Fractional higher differentiability of solutions to strongly nonlinear Stokes systems

TL;DR

This paper investigates fractional regularity of solutions to nonlinear Stokes systems with non-polynomial operators, establishing membership in Besov and Orlicz-Besov spaces for the symmetric gradient and pressure.

Contribution

It introduces new fractional regularity results for solutions to nonlinear Stokes systems using Orlicz and Orlicz-Sobolev spaces, extending classical results to non-power-type nonlinearities.

Findings

Symmetric gradient belongs to Besov spaces under certain conditions.

Fractional regularity of pressure is characterized in Orlicz-Besov spaces.

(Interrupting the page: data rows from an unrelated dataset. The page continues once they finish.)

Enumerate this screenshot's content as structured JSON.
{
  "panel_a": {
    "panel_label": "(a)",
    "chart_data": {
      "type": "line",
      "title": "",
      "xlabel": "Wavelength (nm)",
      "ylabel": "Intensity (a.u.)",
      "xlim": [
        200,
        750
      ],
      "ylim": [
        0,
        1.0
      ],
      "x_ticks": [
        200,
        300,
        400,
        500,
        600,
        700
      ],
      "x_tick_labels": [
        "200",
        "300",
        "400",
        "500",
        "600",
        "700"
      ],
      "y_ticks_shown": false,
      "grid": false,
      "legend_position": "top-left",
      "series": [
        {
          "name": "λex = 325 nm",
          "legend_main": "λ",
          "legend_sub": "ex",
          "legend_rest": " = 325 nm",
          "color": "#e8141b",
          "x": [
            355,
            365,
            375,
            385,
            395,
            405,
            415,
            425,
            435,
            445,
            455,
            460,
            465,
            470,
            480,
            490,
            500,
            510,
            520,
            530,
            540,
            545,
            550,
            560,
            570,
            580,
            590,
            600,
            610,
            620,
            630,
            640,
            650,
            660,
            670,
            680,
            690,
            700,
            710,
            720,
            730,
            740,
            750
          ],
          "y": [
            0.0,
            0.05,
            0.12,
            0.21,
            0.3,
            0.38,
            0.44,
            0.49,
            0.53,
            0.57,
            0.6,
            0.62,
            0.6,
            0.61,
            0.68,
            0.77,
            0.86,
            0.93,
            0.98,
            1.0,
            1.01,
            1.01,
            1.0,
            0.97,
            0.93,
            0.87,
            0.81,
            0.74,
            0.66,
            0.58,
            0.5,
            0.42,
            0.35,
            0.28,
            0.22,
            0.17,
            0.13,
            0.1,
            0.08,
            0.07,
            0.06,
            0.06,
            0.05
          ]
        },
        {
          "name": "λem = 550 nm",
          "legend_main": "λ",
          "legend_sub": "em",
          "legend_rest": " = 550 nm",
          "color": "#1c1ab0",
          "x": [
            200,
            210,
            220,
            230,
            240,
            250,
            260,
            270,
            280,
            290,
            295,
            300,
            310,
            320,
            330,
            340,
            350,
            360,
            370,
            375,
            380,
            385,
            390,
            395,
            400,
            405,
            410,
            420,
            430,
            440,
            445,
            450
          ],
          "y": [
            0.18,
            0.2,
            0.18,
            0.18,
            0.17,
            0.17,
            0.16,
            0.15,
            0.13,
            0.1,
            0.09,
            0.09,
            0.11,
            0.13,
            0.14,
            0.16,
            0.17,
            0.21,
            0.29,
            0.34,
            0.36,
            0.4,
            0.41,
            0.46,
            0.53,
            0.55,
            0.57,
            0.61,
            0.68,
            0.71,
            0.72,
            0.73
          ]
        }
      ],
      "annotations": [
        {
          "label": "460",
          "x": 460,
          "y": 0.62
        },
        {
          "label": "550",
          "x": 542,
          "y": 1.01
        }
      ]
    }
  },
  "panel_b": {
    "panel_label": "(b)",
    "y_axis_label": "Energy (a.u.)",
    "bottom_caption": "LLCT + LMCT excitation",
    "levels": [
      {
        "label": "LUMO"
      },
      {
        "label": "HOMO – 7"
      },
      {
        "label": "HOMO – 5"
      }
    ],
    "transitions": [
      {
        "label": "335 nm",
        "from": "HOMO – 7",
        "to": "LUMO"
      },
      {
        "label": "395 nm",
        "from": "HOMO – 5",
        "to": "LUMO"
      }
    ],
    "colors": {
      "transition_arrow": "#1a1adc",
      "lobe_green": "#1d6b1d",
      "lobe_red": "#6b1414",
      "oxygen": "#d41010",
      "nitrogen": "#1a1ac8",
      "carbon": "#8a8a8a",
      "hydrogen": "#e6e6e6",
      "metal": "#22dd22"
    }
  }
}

Results apply to associated elliptic systems with similar regularity properties.

Abstract

This work concerns stationary Stokes type systems governed by a general class of non-necessarily power-type nonlinearities. Fractional regularity properties of the symmetric gradient of local solutions are established, depending on a balance between the nonlinearity of the differential operator and the degree of integrability of the datum on right-hand side. The non-polynomial character of the differential operators calls for the use of Orlicz and Orlicz-Sobolev spaces as an appropriate functional framework for both the solutions and the datum. The regularity result amounts to the membership of a nonlinear expression of the symmetric gradient in Besov spaces. Fractional regularity of the pressure term is also exhibited and is formulated in terms of Orlicz-Besov spaces. Fractional Sobolev regularity of the symmetric gradient and of the pressure follow as a consequence.} Parallel results for the symmetric gradient of local solutions to the associated plain elliptic system are also offered. A new version of a Poincar\'e-Sobolev inequality in Orlicz spaces, in modular form, on domains with finite measure plays a role in the proofs.